Saya akan mengambil pandangan yang dikatakan oleh Stephen R. Covey dalam bukunya yang memuat tentang penciptaan karakter, “Taburlah gagasan, petiklah perbuatan, taburlah perbuatan, petiklah kebiasaan, taburlah kebiasaan, petiklah karakter, taburlah karakter, petiklah nasib”. Jadi, bila diperinci. Mencontek berasal dari pemikiran kita, bahwa kita tidak perlu melakukan usaha yang besar untuk mendapatkan nilai yang baik. Kemudian diwujudkan dalam bentuk tindakan. Yang dari tindakan tersebut dilakukan secara berulang-ulang hingga menjadi sebuah kebiasaan. Dan kebiasaan yang tetap dipertahankan akan menjadi sebuah karakter.
Apakah teman-teman sudah mampu menggambarkan dampaknya? Ketika mencontek itu sudah menjadi karakter. Yang sudah barang tentu, karakter akan dibawa kemanapun, di manapun, dan di kesempatan apapun kita berada. Lalu, bagaiman dengan masa perkuliahan kita? bahkan lebuh jauh lagi, kalau kita sudah terjun ke masyarakat dengan karakter suka mencontek? Salah satu dampak  yang saya contohkan adalah kita tidak mampu bersaing secara sehat di sendi-sendi kehidupan. Dan sudah tentu masih banyak lagi dampak buruk yang akan timbul, karena kita terbiasa ‘dinina bobokan’ oleh mencontek itu sendiri.
Lalu muncul pertanyaan lagi.

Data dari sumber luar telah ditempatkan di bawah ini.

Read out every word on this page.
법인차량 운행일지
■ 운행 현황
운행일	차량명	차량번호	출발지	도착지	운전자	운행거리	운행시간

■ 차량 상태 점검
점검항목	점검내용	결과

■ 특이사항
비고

Bagaimana kita dapat menghentikan karakter suka mencontek tersebut? Sesuai firman Allah QS. Ar-Ra’d (13:11) “…Sungguh, Allah tidak akan mengubah (nasib) suatu kaum jikan mereka tidak mengubah keadaannya sendiri…”. Ini berarti bahwa, perbaikan itu masih bisa dilakukan jika kita mau dan bersungguh-sungguh untuk memperbaikinya. Cukup di situ sajakah? Tidak. Karena perbuatan itu baru terjadi pada diri kita. mencoba ke ranah yang lebih jauh, tularkan hal tersebut pada teman-teman kita. dengan kita melakukan sebuah tindakan secara langsung, bahwa kita mampu apabila kita mau. Seperti, kita belajar dengan giat. Kemudian pada saat pelaksanaan ulangan harian maupun ujian kita mengerjakannya dengan sungguh-sungguh dan akhirnya mendapat nilai yang baik tanpa mencontek.
Di atas merupakan salah satu bentuk penyelesaian terhadap mencontek yang sudah menjadi karakter. Kemudian, bagaimanakah bentuk menanggulangi masalah mencontek terhadap generasi di usia emas? Yang mereka belum menjadikan mencontek sebagai karakter. Itulah tugas kita sebagai calon pendidik anak di generasi emas. Dengan kita memulai mendidik mereka bukan hanya sekedar menjadi generasi penerus bangsa yang berpandangan dan berpikiran cerdas, tetapi juga berkarakter dan berkepribadian baik. Penanaman nilai-nilai luhur yang sesuai norma dan moral bangsa, dan tentu masih banyak lagi yang dapat kita lakukan. Hal itu tidak terlalu sulit untuk diterapkan, namun tetap harus berhati-hati. Karena dengan penerapan metode yang salah, justru nantinya akan terjadi kesalah pahaman pada diri anak tersebut. Dan dampakya akan muncul pada saat mereka dewasa.
Saat ini, dimulai dari diri kita sendiri. Ubah karakter kita terhadap kebiasaan yang telah dipaparkan di atas. Karena kita calon pendidik bangsa yang akan dijadikan layaknya ‘dewa’ oleh anak didik kita. dan dijadikan Indonesia menjadi lebih baik dengan melakukan langkah kecil yang dimuai dari diri kita sendiri, namun berdampak besar pada berbagai sendi kehidupan. Menghapus budaya mencotek.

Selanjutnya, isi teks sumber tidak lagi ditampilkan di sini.